UTF-8 is an antiquated hack that needs to be eradicated.  It 
forces all other languages than English to be twice as long, for 
no good reason, have fun with that when you're downloading text 
on a 2G connection in the developing world.  It is unnecessarily 
inefficient, which is precisely why auto-decoding is a problem.  
It is only a matter of time till UTF-8 is ditched.

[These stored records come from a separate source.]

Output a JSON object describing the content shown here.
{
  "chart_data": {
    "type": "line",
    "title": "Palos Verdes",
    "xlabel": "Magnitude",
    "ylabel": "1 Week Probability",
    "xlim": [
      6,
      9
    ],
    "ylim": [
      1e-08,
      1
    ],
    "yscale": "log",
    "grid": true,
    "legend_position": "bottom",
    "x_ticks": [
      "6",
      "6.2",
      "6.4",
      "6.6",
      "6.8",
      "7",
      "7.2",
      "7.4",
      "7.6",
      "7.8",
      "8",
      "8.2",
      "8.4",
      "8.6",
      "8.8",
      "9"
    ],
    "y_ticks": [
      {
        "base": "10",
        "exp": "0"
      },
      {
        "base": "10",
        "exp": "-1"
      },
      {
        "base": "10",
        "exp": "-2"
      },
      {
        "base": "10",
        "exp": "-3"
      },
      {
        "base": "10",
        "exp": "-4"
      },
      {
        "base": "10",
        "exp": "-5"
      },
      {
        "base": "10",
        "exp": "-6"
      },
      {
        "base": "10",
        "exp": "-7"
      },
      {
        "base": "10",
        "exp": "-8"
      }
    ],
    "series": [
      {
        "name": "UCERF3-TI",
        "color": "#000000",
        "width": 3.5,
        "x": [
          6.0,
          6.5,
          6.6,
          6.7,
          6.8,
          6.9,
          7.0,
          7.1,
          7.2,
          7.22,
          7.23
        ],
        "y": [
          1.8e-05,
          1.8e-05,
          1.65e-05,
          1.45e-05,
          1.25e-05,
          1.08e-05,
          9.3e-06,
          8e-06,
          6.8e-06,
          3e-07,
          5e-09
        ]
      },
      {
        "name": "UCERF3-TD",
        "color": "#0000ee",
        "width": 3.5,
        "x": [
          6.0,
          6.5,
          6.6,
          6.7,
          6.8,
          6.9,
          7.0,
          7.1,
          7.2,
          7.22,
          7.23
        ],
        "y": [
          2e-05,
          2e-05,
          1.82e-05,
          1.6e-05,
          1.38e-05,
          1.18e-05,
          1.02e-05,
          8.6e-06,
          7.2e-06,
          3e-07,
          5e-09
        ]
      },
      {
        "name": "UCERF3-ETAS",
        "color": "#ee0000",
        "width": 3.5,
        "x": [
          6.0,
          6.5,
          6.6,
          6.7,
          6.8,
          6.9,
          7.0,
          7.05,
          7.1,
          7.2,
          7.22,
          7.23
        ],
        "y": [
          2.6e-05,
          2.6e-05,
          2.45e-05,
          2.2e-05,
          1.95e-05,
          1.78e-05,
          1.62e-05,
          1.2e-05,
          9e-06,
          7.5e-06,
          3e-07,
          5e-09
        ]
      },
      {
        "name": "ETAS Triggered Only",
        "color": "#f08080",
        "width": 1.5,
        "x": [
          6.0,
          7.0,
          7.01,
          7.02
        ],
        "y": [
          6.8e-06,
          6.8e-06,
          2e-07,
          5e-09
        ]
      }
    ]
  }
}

D devs should lead the way in getting rid of the UTF-8 encoding, 
not bickering about how to make it more palatable.  I suggested a 
single-byte encoding for most languages, with double-byte for the 
ones which wouldn't fit in a byte.  Use some kind of header or 
other metadata to combine strings of different languages, _rather 
than encoding the language into every character!_

The common string-handling use case, by far, is strings with only 
one language, with a distant second some substrings in a second 
language, yet here we are putting the overhead into every 
character to allow inserting characters from an arbitrary 
language!  This is madness.

Yes, the complexity of diacritics and combining characters will 
remain, but that is complexity that is inherent to the variety of 
written language.  UTF-8 is not: it is just a bad technical 
decision, likely chosen for ASCII compatibility and some 
misguided notion that being able to combine arbitrary language 
strings with no other metadata was worthwhile.  It is not.